Deja sobre la mesa dos copas de champán. Yo dejo el pastel y me bebo la mía. También Gin bebe la suya de un trago. Cogemos otras al vuelo de una chica que pasa con una bandeja. Gin golpea la suya sin querer y está a punto de caer al suelo, pero la atrapo al vuelo. Estoy un poco borracho pero aún lúcido.
—Ven, vamos.
La cojo de la mano y la llevo hacia la salida de emergencia. Al cabo de un instante estamos en la calle. Viento nocturno, viento ligero, viento de octubre. Algunas hojas por el suelo y poco más. Miro a mí alrededor. No muy lejos está la entrada del Follia y el tipo está aún tumbado en el suelo. Ahora está apoyado sobre los codos, mientras su novia está delante de él, mirándolo con los brazos en jarras. Quién sabe qué piensa. Quizá en lo más hondo está satisfecha de que alguien le haya pegado así. Claro que no lo puede dejar traslucir. Quizá las cosas entre los dos cambiarán. Quizá, sí, quizá… Es difícil. Pero no me importa demasiado. Lo ha escogido ella, no yo.

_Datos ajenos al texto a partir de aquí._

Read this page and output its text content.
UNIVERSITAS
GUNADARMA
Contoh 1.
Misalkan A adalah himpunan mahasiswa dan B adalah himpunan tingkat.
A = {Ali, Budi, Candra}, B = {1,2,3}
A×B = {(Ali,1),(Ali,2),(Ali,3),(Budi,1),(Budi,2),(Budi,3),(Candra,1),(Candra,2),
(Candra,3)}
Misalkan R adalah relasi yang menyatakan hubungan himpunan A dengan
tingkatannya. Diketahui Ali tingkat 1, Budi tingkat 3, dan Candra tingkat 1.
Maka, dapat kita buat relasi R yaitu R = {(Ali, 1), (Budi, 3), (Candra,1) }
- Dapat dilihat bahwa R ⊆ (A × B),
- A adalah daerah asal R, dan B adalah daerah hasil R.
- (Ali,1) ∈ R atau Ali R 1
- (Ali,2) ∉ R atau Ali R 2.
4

—Oye, ¿se puede saber en qué estás pensando? No me digas que aún te estás deleitando por cómo has reducido al tipo. Sólo ha tenido mala suerte, tú lo has dicho. O él o tú. Cuestión de segundos. Y él ha arrancado después. Lo has cogido desprevenido. En un encuentro normal, no sé cómo hubiera acabado.
—Lo que no sé es cómo acabarás tú si no paras. Sube al coche, venga.
—¿Y ahora adonde me llevas? Hemos tomado ya el postre y, además, de gorra.
—Falta la guinda.
—¿Es decir?
—Es decir, tú. —Subo la música para que Gin no pueda contestar, la pongo a tope y tengo suerte—. Otra como tú no la encuentro ni de coña… Está claro que…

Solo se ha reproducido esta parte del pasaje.